Deixe-me ser muito claro aqui. Qualquer interpretação da Escritura ao falar de temas maravilhosos como a Graça de Deus e a Liberdade Cristã que tendam a levar o crente a uma licenciosidade para pecar é algo demoníaco e o fruto disso será que muitos que hoje se dizem crentes serão surpreendidos no julgamento ao ouvirem do Senhor: Apartai-vos de mim, vós os que praticais iniqüidades (Mateus 7:23).

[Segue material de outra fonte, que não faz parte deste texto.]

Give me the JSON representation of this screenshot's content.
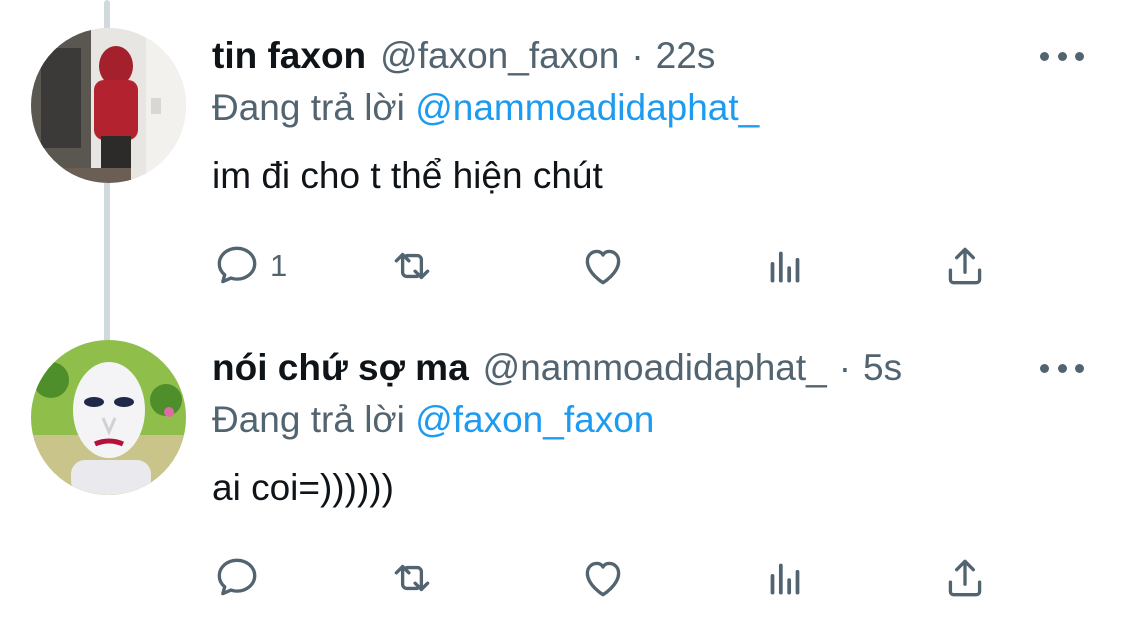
{
  "tweets": [
    {
      "name": "tin faxon",
      "handle": "@faxon_faxon",
      "separator": "·",
      "time": "22s",
      "replying_prefix": "Đang trả lời",
      "replying_to": "@nammoadidaphat_",
      "text": "im đi cho t thể hiện chút",
      "reply_count": "1",
      "avatar_icon": "person-photo-avatar"
    },
    {
      "name": "nói chứ sợ ma",
      "handle": "@nammoadidaphat_",
      "separator": "·",
      "time": "5s",
      "replying_prefix": "Đang trả lời",
      "replying_to": "@faxon_faxon",
      "text": "ai coi=))))))",
      "reply_count": "",
      "avatar_icon": "mask-character-avatar"
    }
  ],
  "action_icons": [
    "reply-icon",
    "retweet-icon",
    "like-icon",
    "analytics-icon",
    "share-icon"
  ],
  "colors": {
    "text": "#0f1419",
    "secondary": "#536471",
    "mention": "#1d9bf0",
    "thread_line": "#cfd9de"
  }
}
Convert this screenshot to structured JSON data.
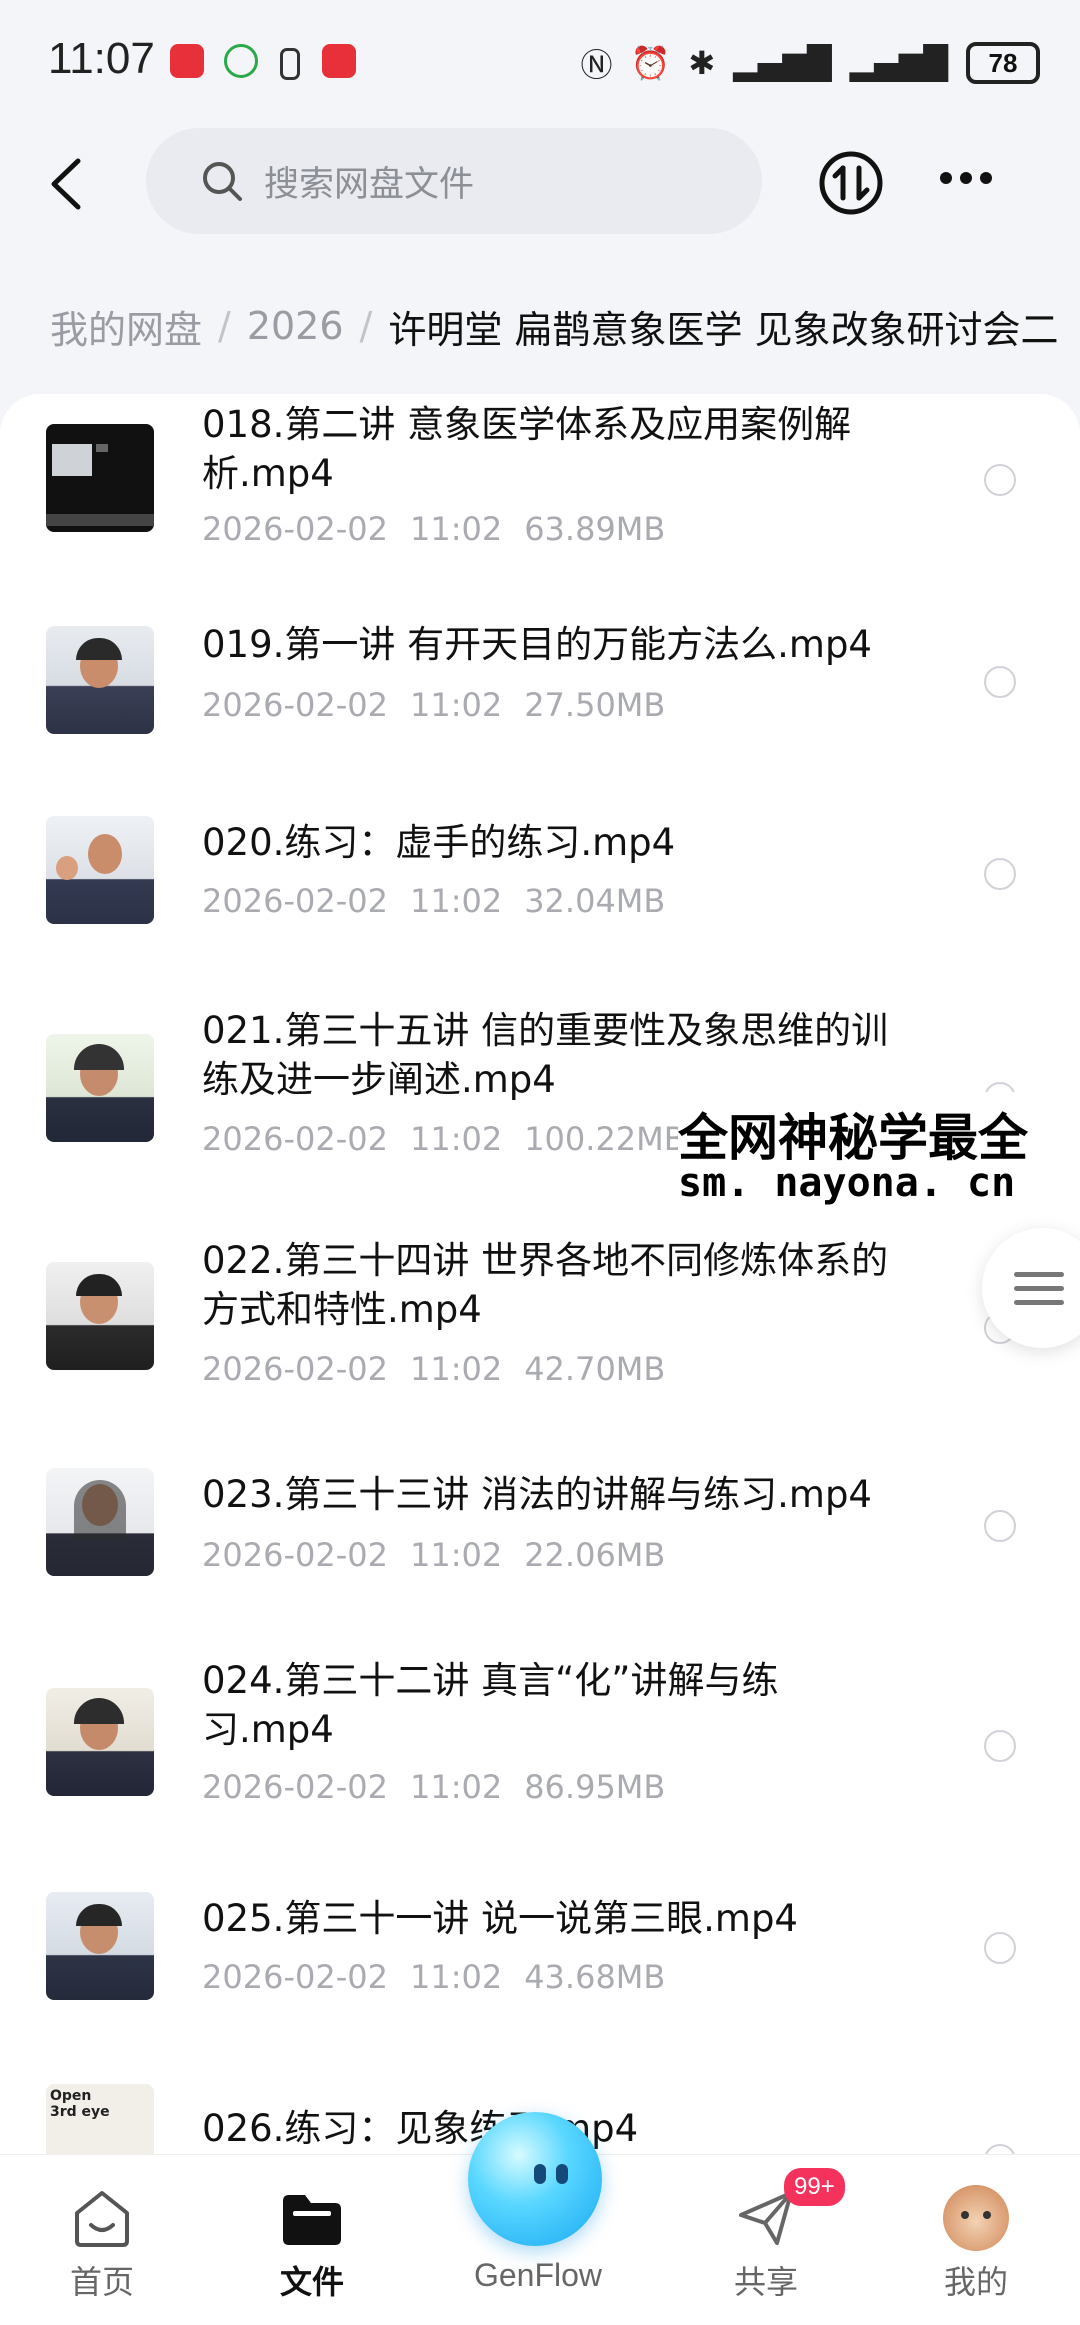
{
  "status_bar": {
    "time": "11:07",
    "battery": "78"
  },
  "search": {
    "placeholder": "搜索网盘文件"
  },
  "breadcrumb": {
    "root": "我的网盘",
    "year": "2026",
    "current": "许明堂 扁鹊意象医学 见象改象研讨会二"
  },
  "files": [
    {
      "name": "018.第二讲 意象医学体系及应用案例解析.mp4",
      "date": "2026-02-02",
      "time": "11:02",
      "size": "63.89MB"
    },
    {
      "name": "019.第一讲 有开天目的万能方法么.mp4",
      "date": "2026-02-02",
      "time": "11:02",
      "size": "27.50MB"
    },
    {
      "name": "020.练习：虚手的练习.mp4",
      "date": "2026-02-02",
      "time": "11:02",
      "size": "32.04MB"
    },
    {
      "name": "021.第三十五讲 信的重要性及象思维的训练及进一步阐述.mp4",
      "date": "2026-02-02",
      "time": "11:02",
      "size": "100.22MB"
    },
    {
      "name": "022.第三十四讲 世界各地不同修炼体系的方式和特性.mp4",
      "date": "2026-02-02",
      "time": "11:02",
      "size": "42.70MB"
    },
    {
      "name": "023.第三十三讲 消法的讲解与练习.mp4",
      "date": "2026-02-02",
      "time": "11:02",
      "size": "22.06MB"
    },
    {
      "name": "024.第三十二讲 真言“化”讲解与练习.mp4",
      "date": "2026-02-02",
      "time": "11:02",
      "size": "86.95MB"
    },
    {
      "name": "025.第三十一讲 说一说第三眼.mp4",
      "date": "2026-02-02",
      "time": "11:02",
      "size": "43.68MB"
    },
    {
      "name": "026.练习：见象练习.mp4"
    }
  ],
  "thumb_026_text": "Open 3rd eye",
  "watermark": {
    "line1": "全网神秘学最全",
    "line2": "sm. nayona. cn"
  },
  "tabs": {
    "home": "首页",
    "files": "文件",
    "genflow": "GenFlow",
    "share": "共享",
    "mine": "我的",
    "share_badge": "99+"
  },
  "colors": {
    "accent": "#111111",
    "badge": "#f5325c",
    "meta_text": "#a9abb1"
  }
}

Quando falamos de santidade, estamos falando do padrão de vida de um crente e o que atesta a sua verdadeira crença (ou não) em Deus. E quem sabe esse estudo não sirva mesmo para você avaliar o seu cristianismo; pois veja o que diz a Escritura em I Coríntios 6:9-11[1]:

Ou não sabeis que os injustos não herdarão o reino de Deus? Não vos enganeis: nem impuros, nem idólatras, nem efeminados, nem sodomitas, nem ladrões, nem maldizentes, nem roubadores herdarão o reino de Deus. Tais fostes alguns de vós; mas vós vos lavastes, mas fostes santificados, mas fostes justificados em o nome do Senhor Jesus Cristo e no Espírito de Deus.

Para levar a sério o Cristianismo e o próprio Cristo, há alguns cuidados que os relacionamentos entre os filhos de Deus devem ter (isso porque já falamos que os nossos relacionamentos têm de ser entre os filhos de Deus).

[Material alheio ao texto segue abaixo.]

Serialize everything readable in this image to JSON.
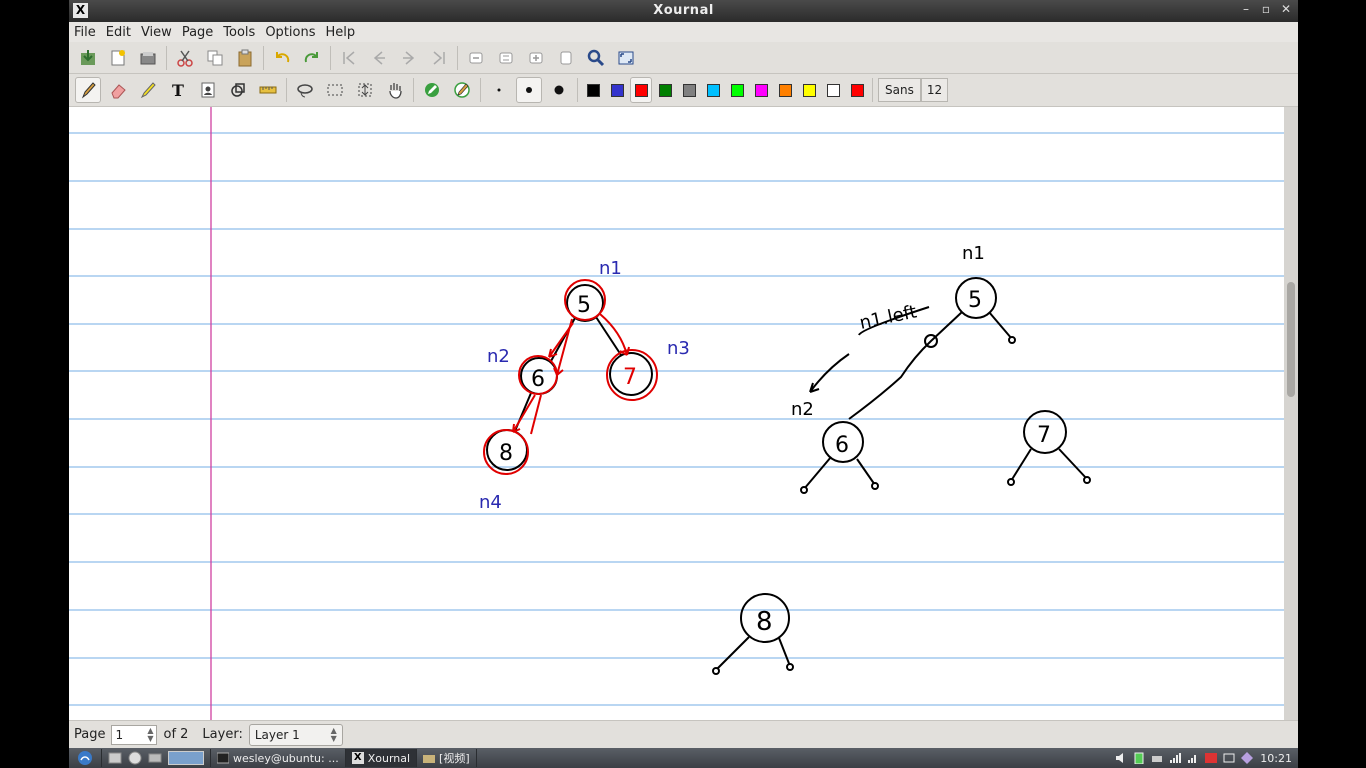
{
  "window": {
    "title": "Xournal"
  },
  "menu": [
    "File",
    "Edit",
    "View",
    "Page",
    "Tools",
    "Options",
    "Help"
  ],
  "toolbar2": {
    "font_name": "Sans",
    "font_size": "12"
  },
  "colors": [
    "#000000",
    "#3333cc",
    "#ff0000",
    "#008000",
    "#808080",
    "#00c0ff",
    "#00ff00",
    "#ff00ff",
    "#ff8000",
    "#ffff00",
    "#ffffff",
    "#ff0000"
  ],
  "status": {
    "page_label": "Page",
    "page_value": "1",
    "of_label": "of 2",
    "layer_label": "Layer:",
    "layer_value": "Layer 1"
  },
  "taskbar": {
    "items": [
      "wesley@ubuntu: ...",
      "Xournal",
      "[视频]"
    ],
    "clock": "10:21"
  },
  "sketch": {
    "left_labels": [
      "n1",
      "n2",
      "n3",
      "n4"
    ],
    "left_nodes": [
      "5",
      "6",
      "7",
      "8"
    ],
    "right_labels": [
      "n1",
      "n1.left",
      "n2"
    ],
    "right_nodes": [
      "5",
      "6",
      "7",
      "8"
    ]
  }
}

Estabeleça Limites – é interessante como os nossos limites são tão mais altos, via de regra, que os limites da Escritura.

Se você namora segundo os padrões do mundo, pense em algumas coisas. O namoro do jeito que é praticado hoje em dia é uma preparação para um divórcio no futuro. As pessoas tem se tornado descartáveis. Hoje não é incomum, adolescentes trocarem de namorados várias vezes e isso atesta contra a santidade do corpo que é o templo do Espírito Santo.

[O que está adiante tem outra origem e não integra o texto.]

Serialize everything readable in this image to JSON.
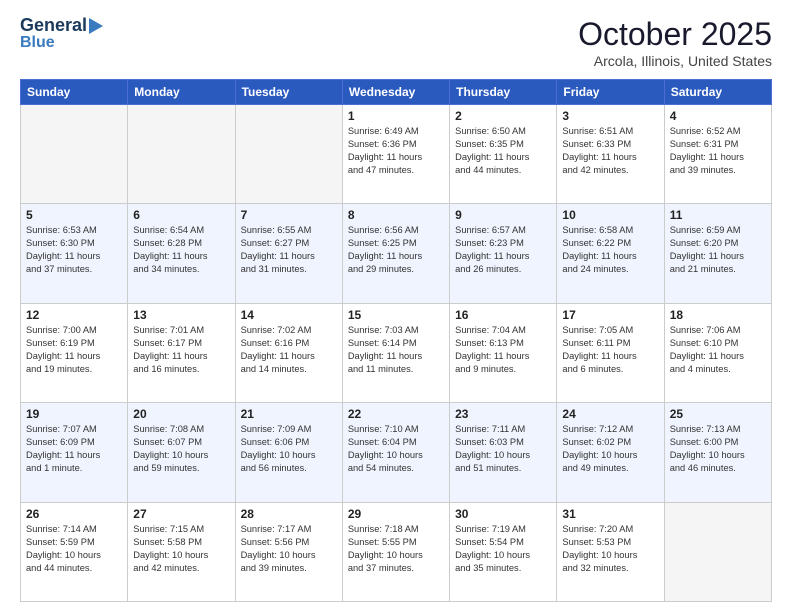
{
  "header": {
    "logo_line1": "General",
    "logo_line2": "Blue",
    "month": "October 2025",
    "location": "Arcola, Illinois, United States"
  },
  "days_of_week": [
    "Sunday",
    "Monday",
    "Tuesday",
    "Wednesday",
    "Thursday",
    "Friday",
    "Saturday"
  ],
  "weeks": [
    [
      {
        "day": "",
        "info": ""
      },
      {
        "day": "",
        "info": ""
      },
      {
        "day": "",
        "info": ""
      },
      {
        "day": "1",
        "info": "Sunrise: 6:49 AM\nSunset: 6:36 PM\nDaylight: 11 hours\nand 47 minutes."
      },
      {
        "day": "2",
        "info": "Sunrise: 6:50 AM\nSunset: 6:35 PM\nDaylight: 11 hours\nand 44 minutes."
      },
      {
        "day": "3",
        "info": "Sunrise: 6:51 AM\nSunset: 6:33 PM\nDaylight: 11 hours\nand 42 minutes."
      },
      {
        "day": "4",
        "info": "Sunrise: 6:52 AM\nSunset: 6:31 PM\nDaylight: 11 hours\nand 39 minutes."
      }
    ],
    [
      {
        "day": "5",
        "info": "Sunrise: 6:53 AM\nSunset: 6:30 PM\nDaylight: 11 hours\nand 37 minutes."
      },
      {
        "day": "6",
        "info": "Sunrise: 6:54 AM\nSunset: 6:28 PM\nDaylight: 11 hours\nand 34 minutes."
      },
      {
        "day": "7",
        "info": "Sunrise: 6:55 AM\nSunset: 6:27 PM\nDaylight: 11 hours\nand 31 minutes."
      },
      {
        "day": "8",
        "info": "Sunrise: 6:56 AM\nSunset: 6:25 PM\nDaylight: 11 hours\nand 29 minutes."
      },
      {
        "day": "9",
        "info": "Sunrise: 6:57 AM\nSunset: 6:23 PM\nDaylight: 11 hours\nand 26 minutes."
      },
      {
        "day": "10",
        "info": "Sunrise: 6:58 AM\nSunset: 6:22 PM\nDaylight: 11 hours\nand 24 minutes."
      },
      {
        "day": "11",
        "info": "Sunrise: 6:59 AM\nSunset: 6:20 PM\nDaylight: 11 hours\nand 21 minutes."
      }
    ],
    [
      {
        "day": "12",
        "info": "Sunrise: 7:00 AM\nSunset: 6:19 PM\nDaylight: 11 hours\nand 19 minutes."
      },
      {
        "day": "13",
        "info": "Sunrise: 7:01 AM\nSunset: 6:17 PM\nDaylight: 11 hours\nand 16 minutes."
      },
      {
        "day": "14",
        "info": "Sunrise: 7:02 AM\nSunset: 6:16 PM\nDaylight: 11 hours\nand 14 minutes."
      },
      {
        "day": "15",
        "info": "Sunrise: 7:03 AM\nSunset: 6:14 PM\nDaylight: 11 hours\nand 11 minutes."
      },
      {
        "day": "16",
        "info": "Sunrise: 7:04 AM\nSunset: 6:13 PM\nDaylight: 11 hours\nand 9 minutes."
      },
      {
        "day": "17",
        "info": "Sunrise: 7:05 AM\nSunset: 6:11 PM\nDaylight: 11 hours\nand 6 minutes."
      },
      {
        "day": "18",
        "info": "Sunrise: 7:06 AM\nSunset: 6:10 PM\nDaylight: 11 hours\nand 4 minutes."
      }
    ],
    [
      {
        "day": "19",
        "info": "Sunrise: 7:07 AM\nSunset: 6:09 PM\nDaylight: 11 hours\nand 1 minute."
      },
      {
        "day": "20",
        "info": "Sunrise: 7:08 AM\nSunset: 6:07 PM\nDaylight: 10 hours\nand 59 minutes."
      },
      {
        "day": "21",
        "info": "Sunrise: 7:09 AM\nSunset: 6:06 PM\nDaylight: 10 hours\nand 56 minutes."
      },
      {
        "day": "22",
        "info": "Sunrise: 7:10 AM\nSunset: 6:04 PM\nDaylight: 10 hours\nand 54 minutes."
      },
      {
        "day": "23",
        "info": "Sunrise: 7:11 AM\nSunset: 6:03 PM\nDaylight: 10 hours\nand 51 minutes."
      },
      {
        "day": "24",
        "info": "Sunrise: 7:12 AM\nSunset: 6:02 PM\nDaylight: 10 hours\nand 49 minutes."
      },
      {
        "day": "25",
        "info": "Sunrise: 7:13 AM\nSunset: 6:00 PM\nDaylight: 10 hours\nand 46 minutes."
      }
    ],
    [
      {
        "day": "26",
        "info": "Sunrise: 7:14 AM\nSunset: 5:59 PM\nDaylight: 10 hours\nand 44 minutes."
      },
      {
        "day": "27",
        "info": "Sunrise: 7:15 AM\nSunset: 5:58 PM\nDaylight: 10 hours\nand 42 minutes."
      },
      {
        "day": "28",
        "info": "Sunrise: 7:17 AM\nSunset: 5:56 PM\nDaylight: 10 hours\nand 39 minutes."
      },
      {
        "day": "29",
        "info": "Sunrise: 7:18 AM\nSunset: 5:55 PM\nDaylight: 10 hours\nand 37 minutes."
      },
      {
        "day": "30",
        "info": "Sunrise: 7:19 AM\nSunset: 5:54 PM\nDaylight: 10 hours\nand 35 minutes."
      },
      {
        "day": "31",
        "info": "Sunrise: 7:20 AM\nSunset: 5:53 PM\nDaylight: 10 hours\nand 32 minutes."
      },
      {
        "day": "",
        "info": ""
      }
    ]
  ]
}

Veja que não é um procedimento santo os ‘amassos’ e ‘beijos’ que são tão comuns e rotineiros nos namoros entre nossos jovens (leiam I João 2:13 e vivam isso) não glorificam a Deus nem ao seu Filho Jesus Cristo.

Como saber os limites? Certamente não confiem nem em seu próprio sentimento ou vontade nem no que diz o mundo e muito menos o seu namorado(a); mas faça tudo as claras. Evitem ficar a sós e, quando isso for inevitável (nunca deveria ser), proceda como se seus pais estivessem ali. Se seus pais forem muito liberais, como se seu Pastor estivesse ali. Se seu Pastor também não ligar para essas coisas, proceda – como de fato é verdade – na certeza que Cristo está ali (Salmo 139:7-10).

Vise o Casamento – Sem entrar no mérito de se é certo ou não namorar (isso devemos fazer em um outro artigo futuro), se o seu namoro não visa única e exclusivamente o casamento, ele está errado.

Qual seria a razão de namorar? Se a sua razão for: experimentar, saber se é bom, curtir, passar tempo, se satisfazer, mostrar aos outros que você pode, conhecer melhor a pessoa, saiba que nenhuma dessas razões deveriam sequer se nomear no meio dos crentes.

Veja que os toques afetivos precisam ser deixados apenas para o contato entre marido e mulher, o namoro – como instituição inventada por mentes decaídas, não ajuda em nada no conceito de leito sem mácula requerido na Escritura e faz com que as pessoas cheguem ao casamento já ‘experimentadas’, e isso é mais uma coisa que apenas traz problemas e sofrimento e não aponta para a santidade de Cristo.

Evite a Aparência do Mal – Como crentes, somos lembrados que não precisamos apenas evitar o mal, mas também a própria aparência dele (I Tessalonissenses 5:22). Ninguém precisa ser conhecedor de hermenêutica profundamente para entender o que é evitar a aparência do mal. Portanto, evitem-na.
[1] Veja ainda: Romanos 6:1-14, Gálatas 5:16-23.